Quand Maxim dormit, Sasha se rendit dans la cuisine et s’assit sur une chaise.
— Il est temps qu’on parle. Je me suis convaincu pendant toutes ces années que c’était juste un mauvais rêve, que je l’avais simplement imaginé. Ça m’était insupportable de me souvenir de tout ça, alors j’essayais d’oublier… Mais maintenant, tout devient clair.
Vika le regardait, retenant ses larmes :
— Expliquez-moi comment cela a pu se produire ? Vous n’êtes pas comme ça…
Sasha haussant les épaules :
— Trop d’alcool, un sauna… Et les paroles de ton beau-père, qui disait qu’on pouvait faire tout ce qu’on voulait, si ça plaisait. À ce moment-là, je pensais que tu faisais ça tout le temps… Pardonne-moi. Si j’avais été plus sobre, bien sûr, je ne l’aurais pas cru.
Les larmes coulèrent silencieusement sur les joues de Vika.
— J’ai essayé de vous détester. Quand je vous ai vu, je pensais à vous empoisonner ou à vous tuer. Mais Maxim… il est exactement comme vous…
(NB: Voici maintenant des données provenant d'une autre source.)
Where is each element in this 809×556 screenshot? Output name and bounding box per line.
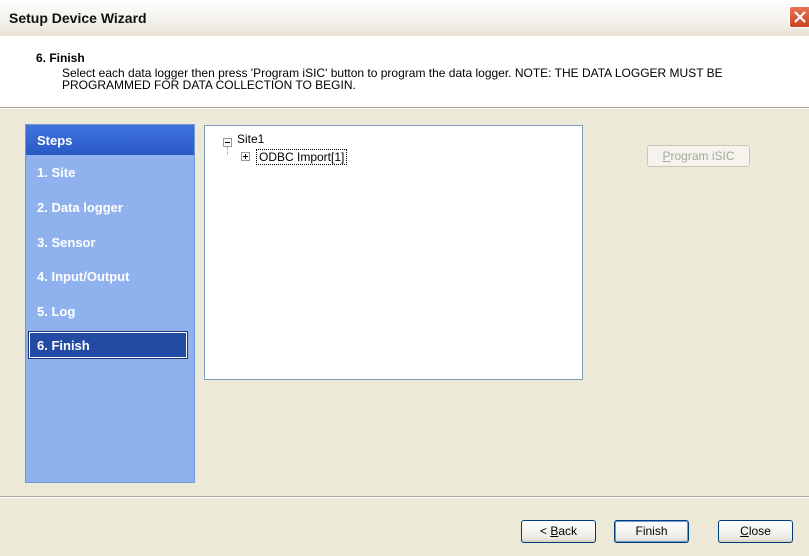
collapse-icon[interactable] [223,138,232,147]
sidebar-item-data-logger[interactable]: 2. Data logger [29,194,187,220]
expand-icon[interactable] [241,152,250,161]
steps-panel: Steps 1. Site 2. Data logger 3. Sensor 4… [25,124,195,483]
sidebar-item-site[interactable]: 1. Site [29,159,187,185]
window-title: Setup Device Wizard [9,10,147,26]
step-description: Select each data logger then press 'Prog… [62,66,723,92]
title-bar: Setup Device Wizard [0,0,809,37]
program-isic-button[interactable]: Program iSIC [647,145,750,167]
tree-node-odbc-import[interactable]: ODBC Import[1] [256,149,348,165]
step-title: 6. Finish [36,51,85,65]
wizard-header: 6. Finish Select each data logger then p… [0,36,809,107]
sidebar-item-input-output[interactable]: 4. Input/Output [29,263,187,289]
finish-button[interactable]: Finish [614,520,689,543]
close-button[interactable]: Close [718,520,793,543]
close-icon[interactable] [789,6,809,28]
sidebar-item-log[interactable]: 5. Log [29,298,187,324]
sidebar-item-finish[interactable]: 6. Finish [28,331,188,359]
tree-node-site[interactable]: Site1 [237,132,264,146]
steps-header: Steps [26,125,194,155]
device-tree[interactable]: Site1 ODBC Import[1] [204,125,583,380]
sidebar-item-sensor[interactable]: 3. Sensor [29,229,187,255]
steps-heading: Steps [37,133,73,148]
back-button[interactable]: < Back [521,520,596,543]
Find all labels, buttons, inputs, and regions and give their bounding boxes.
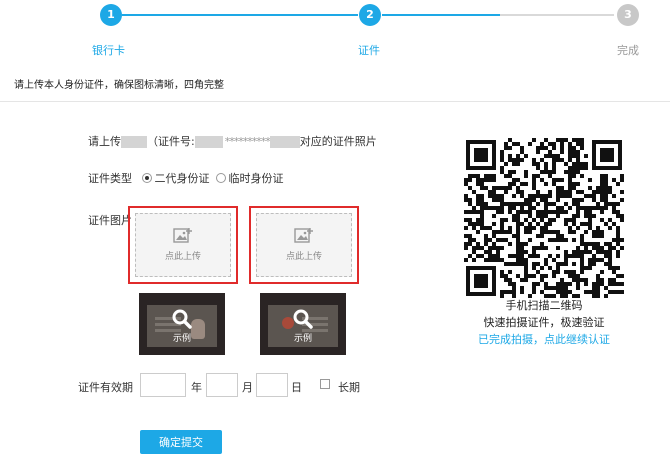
year-unit: 年 xyxy=(191,381,202,394)
continue-verification-link[interactable]: 已完成拍摄，点此继续认证 xyxy=(470,331,618,347)
step-3-label: 完成 xyxy=(617,44,639,57)
id-type-label: 证件类型 xyxy=(88,172,132,185)
step-1-circle: 1 xyxy=(100,4,122,26)
front-upload-text: 点此上传 xyxy=(164,252,201,262)
validity-month-input[interactable] xyxy=(206,373,238,397)
back-upload-frame: 点此上传 xyxy=(249,206,359,284)
masked-id-stars: ********** xyxy=(224,135,271,148)
magnifier-icon xyxy=(293,309,313,329)
front-upload-frame: 点此上传 xyxy=(128,206,238,284)
id-type-row: 证件类型 二代身份证 临时身份证 xyxy=(88,170,284,186)
front-sample-label: 示例 xyxy=(172,334,191,344)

C’est seulement maintenant que Sasha commença à comprendre toute l’étendue de ce qui s’était passé. Il se précipita dans la chambre où le garçon dormait paisiblement, resta longtemps au-dessus de lui, puis se mit à pleurer.
— Que dois-je faire maintenant ?..
De retour en ville, Sasha transféra une partie importante de ses fonds à Vika et déposa immédiatement les papiers pour divorcer de Rita. Bien sûr, elle fit une scène, cria qu’il était impensable, qu’elle avait été trahie. Mais au fond d’elle, elle était heureuse — elle avait obtenu ce qu’elle voulait. L’argent restait avec elle, et elle s’était débarrassée de son mari qu’elle détestait.
Sasha ne prêta plus attention à ces pertes — il gagnerait encore. Il monta dans sa voiture et fonça en direction de la maison de campagne, où Vika et son fils l’attendaient.
— Papa va venir souvent maintenant ? — demanda Maxim avec espoir.
Vika hocha simplement la tête, accueillant Sasha sur le pas de la porte.